Live-cell imaging captures dynamic cellular behaviors and aims to maximize both spatial and temporal resolution while minimizing sample damage, enabling advancements in fundamental cell biology. However, spatial resolution is limited by the diffraction barrier of optical lenses, which prevents the visualization of many subcellular structures. Single-molecule localization microscopy (SMLM) overcomes this barrier, achieving resolutions as fine as 10 nm, but it typically requires millions of frames and higher illumination, which reduces temporal resolution and can damage the sample. Super-resolution Optical Fluctuation Imaging (SOFI) operates at lower illumination levels and requires hundreds of frames, leveraging the statistical relationships of blinking fluorophores to achieve n-fold spatial resolution based on the nth-order SOFI calculation. Despite its benefits, SOFI still demands too many frames and involves extensive post-processing, making it impractical for real-time live-cell imaging. Without real-time imaging, researchers are unable to make immediate decisions, ultimately costing valuable time for the researchers.

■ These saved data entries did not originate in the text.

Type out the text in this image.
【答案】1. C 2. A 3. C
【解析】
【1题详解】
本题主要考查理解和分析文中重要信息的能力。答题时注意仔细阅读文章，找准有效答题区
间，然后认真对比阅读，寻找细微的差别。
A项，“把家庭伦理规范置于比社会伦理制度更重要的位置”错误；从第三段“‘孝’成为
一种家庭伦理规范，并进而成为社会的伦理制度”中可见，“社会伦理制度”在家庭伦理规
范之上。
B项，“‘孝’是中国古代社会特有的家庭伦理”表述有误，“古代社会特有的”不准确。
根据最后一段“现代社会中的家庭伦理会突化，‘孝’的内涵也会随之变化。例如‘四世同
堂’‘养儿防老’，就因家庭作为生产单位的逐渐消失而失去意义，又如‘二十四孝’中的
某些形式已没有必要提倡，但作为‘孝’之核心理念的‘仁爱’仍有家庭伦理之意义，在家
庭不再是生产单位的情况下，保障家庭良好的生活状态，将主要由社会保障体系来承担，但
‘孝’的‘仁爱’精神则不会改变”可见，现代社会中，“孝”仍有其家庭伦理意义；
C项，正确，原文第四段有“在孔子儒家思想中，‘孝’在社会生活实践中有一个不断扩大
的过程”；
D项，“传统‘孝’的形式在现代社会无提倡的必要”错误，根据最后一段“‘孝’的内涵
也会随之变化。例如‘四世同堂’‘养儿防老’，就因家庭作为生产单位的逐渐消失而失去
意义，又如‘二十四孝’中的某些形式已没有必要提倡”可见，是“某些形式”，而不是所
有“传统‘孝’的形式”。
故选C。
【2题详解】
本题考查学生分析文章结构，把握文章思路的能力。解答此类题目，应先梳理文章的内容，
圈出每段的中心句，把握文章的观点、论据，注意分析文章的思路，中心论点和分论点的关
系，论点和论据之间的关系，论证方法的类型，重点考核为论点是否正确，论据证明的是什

To address this limitation, we introduce a supervised deep learning model designed to accelerate second-order SOFI. Our model reconstructs super-resolved second-order SOFI images using just 20 frames, compared to the hundreds typically required, while maintaining a 2-fold improvement in spatial resolution and showing minimal background artifacts. We demonstrate that after being trained on real fixed-cell (static) mitochondria data, the model is able to reconstruct super-resolved images in a dynamic environment by moving the microscope stage. The model achieves real-time temporal resolutions of up to 4.85 fps, unlocking new possibilities for real-time studies of live-cell dynamics.